Une fois recueilli, on prend le texte choisi et on y applique sa pensée d’un bout à l’autre. On peut le lire phrase par phrase, essayer de se représenter la scène par imagination de façon aussi sensible que possible, comme un témoin au bord de la route. Mais cela ne convient pas à tout le monde. On peut se poser des questions comme de qui s’agit-il, qui est-ce, que fait-il, que lui arrive t-il, que dit-il, que veut-il dire, comment se comportent les autres…Le cœur doit être présent, pas seulement s’y prendre comme pour un travail scientifique. La vérité est une sagesse, un savoir du cœur, une prise de  conscience de l’âme, où l’homme intérieur accepte d’apprendre.
Ainsi la pensée se transforme en prière car l’oraison est une prière. Quand on fait suffisamment d’effort pour reconstituer une scène, on en fait ensuite pour entrer en dialogue avec le Christ, comme s’il était véritablement présent. Le Seigneur n’a pas seulement existé dans le passé, Il est présent parmi nous. Le Seigneur est là présent et Il nous appelle. Celui qui fait oraison doit s’adresser à Lui, lui dire sa foi et son amour, lui poser des questions, lui dire tout ce qu’il a dans le cœur .
L’oraison doit manifester ses effets dans la vie. On ne peut pas se dispenser des retours sur sa propre vie. Ce qui est écrit est écrit pour notre sanctification. Chaque mot de la révélation est le point de départ qui aboutit à notre vie. La révélation nous est un avertissement et une indication sur ce que nous avons à faire, à éviter ou à surmonter. On prend alors des résolutions qu’on confie à Dieu (je veux changer sur tel point). Nous finissons par nous connaître nous-mêmes, nos fautes etc. L’oraison est une éducation intérieure de l’homme.
Comme l’oraison est une prière, on doit se trouver face au Dieu vivant et chercher la face de Dieu , se frayer un chemin vers son cœur. Petit à petit, une seule idée suffit à chercher Dieu. Mon Dieu et mon Tout suffit à St François pour toute une nuit. Quand toute parole cesse, reste l’élan vers Dieu, un courant dans les deux sens. Il ne faut pas alors se forcer à retourner vers la diversité des idées.
Les gens calmes et intérieurs ont moins de difficultés avec l’oraison que les nerveux. L’oraison peut être une joie profonde mais aussi parfois une grande difficulté.

L’oraison mystique

Parfois, celui qui fait oraison fait une expérience étrange : Dieu est là. Il n’y a pas de doute possible au moment de l’expérience, les doutes viennent après. Il sait. Il sait aussi que c’est sacré. Et que ce sacré se manifeste. Le mot mystique désigne une expérience de Dieu et du divin. Il peut y avoir des images et des paroles intérieures.

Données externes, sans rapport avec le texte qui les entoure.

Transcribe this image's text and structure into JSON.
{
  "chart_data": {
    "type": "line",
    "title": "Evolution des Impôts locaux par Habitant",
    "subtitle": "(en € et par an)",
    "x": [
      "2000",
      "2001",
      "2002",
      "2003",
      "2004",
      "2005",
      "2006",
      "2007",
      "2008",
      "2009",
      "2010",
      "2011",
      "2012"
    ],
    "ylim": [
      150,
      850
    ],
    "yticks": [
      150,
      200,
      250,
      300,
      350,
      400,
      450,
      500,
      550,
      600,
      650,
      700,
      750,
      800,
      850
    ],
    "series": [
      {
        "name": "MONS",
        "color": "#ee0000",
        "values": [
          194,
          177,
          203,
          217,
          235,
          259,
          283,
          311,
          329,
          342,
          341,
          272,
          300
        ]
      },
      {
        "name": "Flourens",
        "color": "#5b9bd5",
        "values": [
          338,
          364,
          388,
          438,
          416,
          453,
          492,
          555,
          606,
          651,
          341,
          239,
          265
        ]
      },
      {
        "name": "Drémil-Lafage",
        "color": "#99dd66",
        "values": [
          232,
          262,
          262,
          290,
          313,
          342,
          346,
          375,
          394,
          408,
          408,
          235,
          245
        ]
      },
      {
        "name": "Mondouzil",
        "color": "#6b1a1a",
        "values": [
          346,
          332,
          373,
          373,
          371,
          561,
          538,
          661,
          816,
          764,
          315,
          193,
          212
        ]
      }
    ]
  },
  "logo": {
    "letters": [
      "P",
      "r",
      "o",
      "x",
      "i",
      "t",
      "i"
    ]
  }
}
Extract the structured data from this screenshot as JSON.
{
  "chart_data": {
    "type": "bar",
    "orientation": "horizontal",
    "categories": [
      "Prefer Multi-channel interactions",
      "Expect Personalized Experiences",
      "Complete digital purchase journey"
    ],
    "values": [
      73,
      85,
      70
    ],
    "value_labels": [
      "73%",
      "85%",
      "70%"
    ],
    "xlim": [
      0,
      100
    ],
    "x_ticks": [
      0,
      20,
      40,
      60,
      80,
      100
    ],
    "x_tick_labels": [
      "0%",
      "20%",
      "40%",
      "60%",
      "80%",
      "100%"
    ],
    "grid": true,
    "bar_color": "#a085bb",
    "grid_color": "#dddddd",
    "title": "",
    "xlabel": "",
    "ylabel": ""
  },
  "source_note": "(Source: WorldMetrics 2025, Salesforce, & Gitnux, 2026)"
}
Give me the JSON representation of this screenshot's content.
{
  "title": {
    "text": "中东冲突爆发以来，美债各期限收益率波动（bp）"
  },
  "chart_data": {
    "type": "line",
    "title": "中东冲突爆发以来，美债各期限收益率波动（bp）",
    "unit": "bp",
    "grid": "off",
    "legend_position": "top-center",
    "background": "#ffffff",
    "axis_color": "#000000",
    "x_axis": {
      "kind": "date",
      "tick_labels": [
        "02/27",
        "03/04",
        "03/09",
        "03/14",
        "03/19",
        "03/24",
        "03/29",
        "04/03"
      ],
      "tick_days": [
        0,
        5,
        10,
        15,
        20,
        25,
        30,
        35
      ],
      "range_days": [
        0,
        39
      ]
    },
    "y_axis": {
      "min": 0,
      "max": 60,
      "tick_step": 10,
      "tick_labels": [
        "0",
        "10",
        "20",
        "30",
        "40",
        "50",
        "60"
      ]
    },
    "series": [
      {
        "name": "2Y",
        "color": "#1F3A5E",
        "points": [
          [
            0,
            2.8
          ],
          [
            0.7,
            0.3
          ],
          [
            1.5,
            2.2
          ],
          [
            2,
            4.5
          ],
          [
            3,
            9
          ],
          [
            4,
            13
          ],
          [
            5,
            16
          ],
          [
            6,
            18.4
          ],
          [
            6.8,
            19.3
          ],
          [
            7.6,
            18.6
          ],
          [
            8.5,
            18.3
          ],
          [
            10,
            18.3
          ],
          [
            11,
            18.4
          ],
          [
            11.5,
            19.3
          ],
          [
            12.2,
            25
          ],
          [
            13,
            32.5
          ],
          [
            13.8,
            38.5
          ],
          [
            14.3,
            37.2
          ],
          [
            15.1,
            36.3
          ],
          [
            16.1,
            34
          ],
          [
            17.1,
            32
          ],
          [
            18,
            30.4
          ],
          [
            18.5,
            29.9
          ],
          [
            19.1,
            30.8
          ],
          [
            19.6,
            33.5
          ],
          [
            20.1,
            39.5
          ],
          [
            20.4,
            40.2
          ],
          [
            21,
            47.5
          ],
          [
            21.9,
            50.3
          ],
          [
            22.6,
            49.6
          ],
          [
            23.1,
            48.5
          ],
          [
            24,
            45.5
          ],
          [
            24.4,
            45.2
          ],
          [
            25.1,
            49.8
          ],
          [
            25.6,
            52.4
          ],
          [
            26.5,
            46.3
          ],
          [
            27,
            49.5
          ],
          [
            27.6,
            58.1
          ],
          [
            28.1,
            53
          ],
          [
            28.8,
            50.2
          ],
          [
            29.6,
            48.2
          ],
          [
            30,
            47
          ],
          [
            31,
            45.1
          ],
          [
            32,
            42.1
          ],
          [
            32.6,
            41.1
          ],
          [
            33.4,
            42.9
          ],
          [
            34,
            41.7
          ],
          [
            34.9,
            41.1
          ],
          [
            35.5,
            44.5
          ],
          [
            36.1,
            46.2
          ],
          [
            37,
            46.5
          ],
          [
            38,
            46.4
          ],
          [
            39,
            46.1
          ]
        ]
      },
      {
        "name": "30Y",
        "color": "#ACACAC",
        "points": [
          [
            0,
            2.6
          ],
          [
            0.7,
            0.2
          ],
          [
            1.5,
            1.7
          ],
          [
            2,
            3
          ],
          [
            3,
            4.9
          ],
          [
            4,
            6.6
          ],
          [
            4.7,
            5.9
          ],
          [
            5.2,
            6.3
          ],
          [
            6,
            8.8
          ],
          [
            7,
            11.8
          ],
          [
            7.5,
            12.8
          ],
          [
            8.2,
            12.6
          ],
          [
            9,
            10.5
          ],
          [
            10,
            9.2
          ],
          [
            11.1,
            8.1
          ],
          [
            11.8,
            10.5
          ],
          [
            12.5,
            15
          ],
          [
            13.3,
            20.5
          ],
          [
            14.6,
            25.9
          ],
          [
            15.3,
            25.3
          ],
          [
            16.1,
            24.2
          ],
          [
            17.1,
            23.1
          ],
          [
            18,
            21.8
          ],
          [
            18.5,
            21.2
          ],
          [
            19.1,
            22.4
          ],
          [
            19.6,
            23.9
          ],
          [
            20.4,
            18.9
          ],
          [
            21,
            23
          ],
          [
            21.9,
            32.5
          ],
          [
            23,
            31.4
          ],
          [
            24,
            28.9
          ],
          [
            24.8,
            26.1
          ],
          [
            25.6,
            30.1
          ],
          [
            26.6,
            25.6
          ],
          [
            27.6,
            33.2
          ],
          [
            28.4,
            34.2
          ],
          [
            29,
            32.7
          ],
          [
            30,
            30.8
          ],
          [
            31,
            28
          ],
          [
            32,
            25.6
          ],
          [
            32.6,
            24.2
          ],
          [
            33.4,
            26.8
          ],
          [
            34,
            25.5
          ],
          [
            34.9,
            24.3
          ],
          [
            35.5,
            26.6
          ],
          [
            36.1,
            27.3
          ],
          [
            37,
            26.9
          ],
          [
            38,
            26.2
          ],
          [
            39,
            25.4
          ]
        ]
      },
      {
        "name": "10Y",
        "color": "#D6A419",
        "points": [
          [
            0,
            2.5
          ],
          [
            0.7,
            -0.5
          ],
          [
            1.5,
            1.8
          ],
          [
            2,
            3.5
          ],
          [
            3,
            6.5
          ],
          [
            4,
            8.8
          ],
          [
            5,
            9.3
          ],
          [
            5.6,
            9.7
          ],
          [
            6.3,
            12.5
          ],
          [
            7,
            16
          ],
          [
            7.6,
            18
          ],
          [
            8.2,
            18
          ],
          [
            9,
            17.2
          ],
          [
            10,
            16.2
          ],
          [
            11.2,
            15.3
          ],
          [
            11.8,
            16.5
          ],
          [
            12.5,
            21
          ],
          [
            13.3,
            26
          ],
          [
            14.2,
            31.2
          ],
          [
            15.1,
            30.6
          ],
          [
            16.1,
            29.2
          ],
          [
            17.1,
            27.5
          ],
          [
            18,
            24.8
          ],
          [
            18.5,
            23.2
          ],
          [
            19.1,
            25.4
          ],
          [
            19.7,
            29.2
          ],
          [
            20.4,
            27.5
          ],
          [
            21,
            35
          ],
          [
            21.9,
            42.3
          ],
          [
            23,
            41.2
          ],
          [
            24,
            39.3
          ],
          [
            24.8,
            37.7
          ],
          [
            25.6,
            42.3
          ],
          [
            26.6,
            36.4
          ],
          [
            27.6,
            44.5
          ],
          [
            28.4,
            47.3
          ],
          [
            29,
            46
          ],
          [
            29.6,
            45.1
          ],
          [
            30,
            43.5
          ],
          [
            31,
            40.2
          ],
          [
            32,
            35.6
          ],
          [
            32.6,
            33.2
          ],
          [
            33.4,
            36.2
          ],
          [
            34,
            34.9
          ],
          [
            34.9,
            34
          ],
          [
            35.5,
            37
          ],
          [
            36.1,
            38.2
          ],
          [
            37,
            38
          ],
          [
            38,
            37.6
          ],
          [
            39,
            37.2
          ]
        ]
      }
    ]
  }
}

Cela a des exigences : Dieu par elle, appelle l’homme près de Lui à une communion plus profonde. L’appelé doit se libérer de ses entraves terrestres et se purifier. cela signifie aussi pour d’autres de témoigner( Je sais que Dieu vit). Il faut avant tout veiller sur ce don de Dieu et le respecter. Il faut s’approcher et prier le plus possible. On doit dire au Christ, tout cela je n’en veux que si cela vient du Christ. On doit être plus sévère avec soi-même. Plus scrupuleux dans ses devoirs, plus enclin à la prière, plus rigoureux dans le choix de ses relations, de ses lectures, de ses distractions. On devra éviter d’en parler car le caractère est trop sacré et s’en ouvrir à son Père spirituel qui donnera les indications nécessaires. C’est une grâce de Dieu qu’Il donne à qui Lui plait.